Incident & On-Call Playbook
Standard Operating Procedure für Ausfälle, Eskalationen und Postmortems. Owner: Ops Captain, Deputies: Server Pilot + Player Support Lead.
Escalation Tree
- Tier 0 (Alert Trigger) – Prometheus/Alertmanager, Bot Monitoring, Community Reports.
- Tier 1 (On-Call Engineer) – Server Pilot (Rotation). Reaktionszeit < 10 Min.
- Tier 2 (Captain Escalation) – Ops Captain + Backup (Growth/Community Captains bei Impact auf Member).
- Tier 3 (Executive Council) – Nur bei Datenverlust, Security, Reputationsrisiko.
Channel-Matrix:
#ops-alerts(Discord) – Automatisches Alerting + laufender Thread.#council-war-room– Falls Major Incident, cross-division sync.- Status Page (TODO) – Öffentliche Updates.
Incident Workflow
- Detection – Alert, User-Report oder Monitoring schlägt an.
- Triage (On-Call):
- Impact? (Users, Revenue, Reputation)
- Scope? (Discord, Game Servers, Payments, Data)
- Immediate mitigation? (Restart, reroute, communication)
- Communication:
- Update
#ops-alertsTemplate:🛎 Incident Start - Time: - Impact: - Owner: - Next update: - Bei Public Impact: Discord Announcements + Status Page nach 15 Min.
- Update
- Mitigation – Technische Maßnahmen, ggf. Rollback/Failover.
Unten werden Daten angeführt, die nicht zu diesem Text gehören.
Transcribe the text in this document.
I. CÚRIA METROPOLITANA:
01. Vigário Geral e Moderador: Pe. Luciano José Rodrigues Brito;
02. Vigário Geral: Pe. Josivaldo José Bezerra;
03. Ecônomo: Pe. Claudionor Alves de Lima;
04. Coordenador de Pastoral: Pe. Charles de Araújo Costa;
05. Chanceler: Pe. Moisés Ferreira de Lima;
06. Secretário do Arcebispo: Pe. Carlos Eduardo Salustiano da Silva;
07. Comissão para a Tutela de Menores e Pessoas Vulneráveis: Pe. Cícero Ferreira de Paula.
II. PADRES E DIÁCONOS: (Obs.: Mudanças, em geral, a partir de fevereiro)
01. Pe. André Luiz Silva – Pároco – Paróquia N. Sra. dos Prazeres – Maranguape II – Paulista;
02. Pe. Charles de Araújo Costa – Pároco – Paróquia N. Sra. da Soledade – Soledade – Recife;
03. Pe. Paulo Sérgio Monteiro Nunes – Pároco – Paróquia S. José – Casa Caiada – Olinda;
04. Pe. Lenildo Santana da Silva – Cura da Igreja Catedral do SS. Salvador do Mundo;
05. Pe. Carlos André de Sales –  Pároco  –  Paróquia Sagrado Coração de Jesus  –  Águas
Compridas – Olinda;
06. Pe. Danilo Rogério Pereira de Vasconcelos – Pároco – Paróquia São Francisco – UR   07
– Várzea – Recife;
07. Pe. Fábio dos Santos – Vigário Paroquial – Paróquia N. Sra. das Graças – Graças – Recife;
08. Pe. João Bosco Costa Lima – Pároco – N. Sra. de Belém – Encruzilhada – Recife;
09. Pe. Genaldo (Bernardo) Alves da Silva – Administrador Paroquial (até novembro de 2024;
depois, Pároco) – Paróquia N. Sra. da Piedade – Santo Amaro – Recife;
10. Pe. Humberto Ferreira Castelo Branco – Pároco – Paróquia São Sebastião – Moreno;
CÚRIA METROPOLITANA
- Resolution – Incident geschlossen, Summary ins Template.
Postmortem Template
- Summary: Was ist passiert? Timeline + Impact.
- Root Cause: Technische / Prozessfehler.
- Detection: Wie wurde es erkannt? (Monitoring, User, Zufall)
- Response: Was lief gut? Was nicht?
- Action Items:
- Communication Review: Discord/Status Page/Partner Alerts.
- Links: Grafana Dashboards, Logs, PRs.
Alle Postmortems im Vault (Ordner 04_Infrastruktur/Postmortems) ablegen und in Templates/Meeting-Template verlinken.
On-Call Rotation
- Week 1: Server Pilot
- Week 2: Tech Lead Deputy
- Week 3: Ops Captain (fallback)
- Player Support Lead übernimmt Kommunikation (Ticket Updates, Community Messaging).
- Kalender (Google/Obsidian) pflegen, On-Call Handover im Meeting ansprechen.
Tooling & Automation
- Alertmanager → Discord Webhook
#ops-alerts. - PagerDuty/ntfy (Optional) für SMS/Push.
- Loki + Grafana Tempo für Logs/Traces (Phase 6).
- Incident Forms (Google/Garden) für Member Reports → Ticket Tool Integration.
Training & Drills
- Quartalsweise „Game Day“ (Chaos Test) – Node Fail, Discord Bot Outage, Payment Error.
- Shadowing für Deputies (Senior Guardian, Creator Liaison) um cross-division Impact zu verstehen.
- Lessons Learned in Lessons Hub sammeln → Manifest aktualisieren.